All of these sporting facilities were hard-won by the sweat, cash and dedication of the tiny bands of locals in these little hamlets scattered through the bush. Council amalgamations came along in the 90s, sports grounds were privatised, sold off or rented back to the ‘users’ as they were now called, without regard for this history of ownership, leaving the few who remembered to feel as dispossessed as had the indigenous on whose lands the ovals had spread.


You’ll see the white on green sign for Violet Town on the Hume Highway between Melbourne and Sydney, as you keep an eye out for their notorious highway patrol, but only the occasional car takes the side road. Most such by-passed towns and those in isolated places, like Swifts Creek, tucked amongst the Victorian Alps, are being deserted. Farming has changed into agribusiness, logging is largely restricted to plantation timber and there’s no work for the young. Despite big efforts to maintain and make the facilities attractive, the sports teams are shrinking.

Jane Brown uses black and white film, prints archivally on fibre-based paper, tones her prints in her own darkroom and uses circular masks for the temporal ambiguity they transmit to her work; we are left uncertain when the pictures were taken; it could have been last year, or fifty years ago. Her photographs, deadpan and squarely framed, each tote a payload of wry humour.

Historical curiosity is behind her projects. She says of her art practice “I often look to strange aspects of history,” which she backs up with thorough historical research into each subject, describing it as “definitely a big motivating factor”.
Jane Brown is currently showing her Black Ships at Horsham Regional Art Gallery, 80 Wilson Street Horsham Victoria, Australia till 16 April 2017.

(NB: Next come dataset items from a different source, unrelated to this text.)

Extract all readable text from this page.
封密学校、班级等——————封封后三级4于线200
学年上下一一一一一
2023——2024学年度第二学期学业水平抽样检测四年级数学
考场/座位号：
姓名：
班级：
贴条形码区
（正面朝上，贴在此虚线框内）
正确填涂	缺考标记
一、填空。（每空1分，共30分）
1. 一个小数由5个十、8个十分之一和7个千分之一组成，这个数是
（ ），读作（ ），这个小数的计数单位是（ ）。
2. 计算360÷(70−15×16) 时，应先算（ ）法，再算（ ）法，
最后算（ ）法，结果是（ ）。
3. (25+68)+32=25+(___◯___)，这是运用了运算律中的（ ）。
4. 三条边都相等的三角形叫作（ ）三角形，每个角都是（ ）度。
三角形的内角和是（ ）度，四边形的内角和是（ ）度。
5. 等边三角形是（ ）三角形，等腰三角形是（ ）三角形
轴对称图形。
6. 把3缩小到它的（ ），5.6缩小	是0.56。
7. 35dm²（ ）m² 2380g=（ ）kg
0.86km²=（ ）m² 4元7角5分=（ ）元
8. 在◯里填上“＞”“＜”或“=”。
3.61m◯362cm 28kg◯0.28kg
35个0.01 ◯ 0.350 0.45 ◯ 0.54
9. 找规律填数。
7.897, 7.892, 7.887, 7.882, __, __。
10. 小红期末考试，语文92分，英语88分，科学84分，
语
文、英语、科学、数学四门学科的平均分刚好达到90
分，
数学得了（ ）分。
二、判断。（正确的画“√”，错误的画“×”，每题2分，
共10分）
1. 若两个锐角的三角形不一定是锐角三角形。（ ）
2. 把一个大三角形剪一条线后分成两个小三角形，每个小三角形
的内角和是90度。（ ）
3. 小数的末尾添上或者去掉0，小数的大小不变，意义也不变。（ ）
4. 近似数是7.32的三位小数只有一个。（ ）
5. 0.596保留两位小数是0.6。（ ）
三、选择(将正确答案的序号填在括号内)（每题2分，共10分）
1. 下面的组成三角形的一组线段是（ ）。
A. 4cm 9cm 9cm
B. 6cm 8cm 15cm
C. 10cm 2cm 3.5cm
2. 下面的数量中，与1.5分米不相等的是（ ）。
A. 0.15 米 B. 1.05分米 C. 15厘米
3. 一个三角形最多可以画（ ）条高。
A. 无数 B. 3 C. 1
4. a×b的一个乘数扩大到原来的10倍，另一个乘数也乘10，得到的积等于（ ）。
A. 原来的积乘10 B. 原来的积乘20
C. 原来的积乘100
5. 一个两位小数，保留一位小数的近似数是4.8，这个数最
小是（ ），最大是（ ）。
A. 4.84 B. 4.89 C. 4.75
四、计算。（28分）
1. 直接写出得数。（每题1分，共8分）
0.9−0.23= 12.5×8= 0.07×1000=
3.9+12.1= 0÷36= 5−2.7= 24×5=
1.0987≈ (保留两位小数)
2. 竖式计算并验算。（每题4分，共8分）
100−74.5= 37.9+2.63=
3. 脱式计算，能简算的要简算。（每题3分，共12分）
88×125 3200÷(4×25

Also showing at Stills is Down in the Dumps by Glenn Sloggett who for twenty years has been prowling the streets with his twin-lens camera loaded with colour film, searching out what everyone else would rather not see; the abandoned cars, the ugly pile of discards at Christmas blocking the entry to the Salvos op shop, a guilty husband’s forgive-me bouquet discarded disdainfully under a street tree, unkempt lawns, the joyless coin-in-the-slot kiddie ride outside the take-away, all bundled unceremoniously into a square format.
He speaks in the same vernacular as Brown with whom he is well matched in this pair of solo shows at Stills, but there is a bleakness, a blackness that makes you fear for his mental health, until you meet him, and you realise this is all done with a knockabout, easygoing sense of humour. It’s the sort of sarcastic dig that you’ll get from the bloke at the bar, meant to good-naturedly take you down a peg….exactly what Australian society is looking for.
For those interested in art and sport Counihan Gallery opens Leather Poisoning Saturday 11 March 2017 to Sunday 09 April 2017, 233 Sydney Road, Brunswick, Melbourne, inside the Brunswick Town Hall.